Artificial intelligence: When machines learn how to learn
Oct 20, 2017 Comments (0)
Two pairs of socks, a toy car, and a jigsaw puzzle come down the conveyor belt.
The employee in the logistics centre grabs a box, but can’t fit all the ordered items into it. So he chooses a new box and tries again. What used to be a common scenario at packing stations is now a thing of the past, thanks to artificial intelligence. Today it’s no longer humans who decide which box is the right size. Intelligent software is continually gathering feedback from customers and employees, and combines it with product data. The software recognises patterns in this data and uses them to choose the right packaging dimensions. This not only saves time, it also saves packaging materials and shipping costs.
But when is a system actually considered intelligent? In a nutshell, machines are considered intelligent when they learn something that was not precisely pre-programmed in their code. In other words, we provide machines with tools that they can then use to shape their own environment. “Training rather than programming” is the principle behind AI.
In logistics, AI is just starting to gain ground. That’s because the challenges are now becoming too complex for traditional methods. Tasks and processes for comprehensive planning and control seem particularly predestined for AI.
Perhaps the best-known example in the area of planning is the forecasting of sales and demand. Such forecasts are difficult to obtain and often deliver disappointing and inaccurate results. AI can make life easier by providing reliable models to predict variability in demand. It does so by collecting all demand-related attributes, such as activities on the company’s website, while filtering for “disruptions”, such as random and unforeseeable fluctuations in demand. The system learns from the data and adjusts its model to changing consumer behaviour.
While research on predictive analytics is still in its infancy, it will eventually be possible to generate much more precise and efficient algorithm-based forecasting. That’s why businesses should start determining today whether their own supply chain can be optimised by intelligent demand forecasting.
AI also controls complex situations where industrial robots are deployed. While these were long considered inadequate for the diverse tasks in logistics, the current generation of robots can see, move, respond to their environment, and perform high-precision tasks alongside human beings.
Take the Toru Cube, a warehouse robot that is the brainchild of the start-up Magazino. This robot receives orders by Wi-Fi and finds its own way around the warehouse using laser sensors. When it reaches the designated shelf, it uses cameras and lasers to compare the dimensions it sees with the information stored in the database. Once it “knows” it has found the right item, it can use its robotic arm to retrieve it. While the Toru Cube moves through the warehouse much slower than a human being (for safety reasons), it can work three shifts without a break and doesn’t make picking errors.
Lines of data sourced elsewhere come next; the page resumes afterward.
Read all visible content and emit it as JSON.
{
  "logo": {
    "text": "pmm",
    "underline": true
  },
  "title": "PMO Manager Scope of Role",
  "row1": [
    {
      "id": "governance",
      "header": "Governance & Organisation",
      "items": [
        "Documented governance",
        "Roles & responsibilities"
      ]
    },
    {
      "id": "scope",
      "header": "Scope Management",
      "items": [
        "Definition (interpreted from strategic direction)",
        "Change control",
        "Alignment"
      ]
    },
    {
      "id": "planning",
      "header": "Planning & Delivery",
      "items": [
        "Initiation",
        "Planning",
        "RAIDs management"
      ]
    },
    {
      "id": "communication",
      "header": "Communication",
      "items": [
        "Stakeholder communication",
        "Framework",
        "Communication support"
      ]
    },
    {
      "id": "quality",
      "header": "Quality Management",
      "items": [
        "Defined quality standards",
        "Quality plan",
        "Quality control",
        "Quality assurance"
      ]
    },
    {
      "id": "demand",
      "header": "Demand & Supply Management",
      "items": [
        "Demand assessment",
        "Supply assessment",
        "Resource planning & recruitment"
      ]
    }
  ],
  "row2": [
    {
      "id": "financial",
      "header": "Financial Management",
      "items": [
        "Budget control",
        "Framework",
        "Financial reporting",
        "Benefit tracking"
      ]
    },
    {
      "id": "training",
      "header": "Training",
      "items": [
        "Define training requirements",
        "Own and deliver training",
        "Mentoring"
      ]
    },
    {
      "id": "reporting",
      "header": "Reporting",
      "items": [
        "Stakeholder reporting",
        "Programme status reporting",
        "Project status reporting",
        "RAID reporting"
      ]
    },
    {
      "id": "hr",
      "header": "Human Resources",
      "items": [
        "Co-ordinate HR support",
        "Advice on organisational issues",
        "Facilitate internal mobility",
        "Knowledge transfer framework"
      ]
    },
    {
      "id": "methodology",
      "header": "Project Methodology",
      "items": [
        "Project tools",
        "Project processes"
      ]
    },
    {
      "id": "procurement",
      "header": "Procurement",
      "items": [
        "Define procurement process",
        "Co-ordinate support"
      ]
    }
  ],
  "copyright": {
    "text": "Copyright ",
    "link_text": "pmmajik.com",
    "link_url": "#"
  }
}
Smart robots are also an attractive option for last-mile delivery. The Starship robot in Hamburg, for example, is equipped with cameras, GPS, and gyroscopes for navigation. It rolls through city centres at 6.4 km per hour, but isn’t totally self-reliant yet. If it needs to navigate among too many people, it can summon an operator to take over the controls. That’s particularly attractive for logistics service providers, as the last mile is relatively expensive.
If many companies are still reluctant to use AI in logistics, it’s not because they lack expertise, but because logistics isn’t considered the priority it should be. And yet, its importance can hardly be overstated, seeing that it may well be the competitive factor of the future, particularly in logistics. Where companies used to differentiate themselves through mechanical automation solutions or process expertise, tomorrow’s business leaders will be those who best implement their digital strategy, harnessing their data to offer added value to their customers.
Darren Travers is a Senior Account Manager at AEB, responsible for key accounts in the domestic and international markets.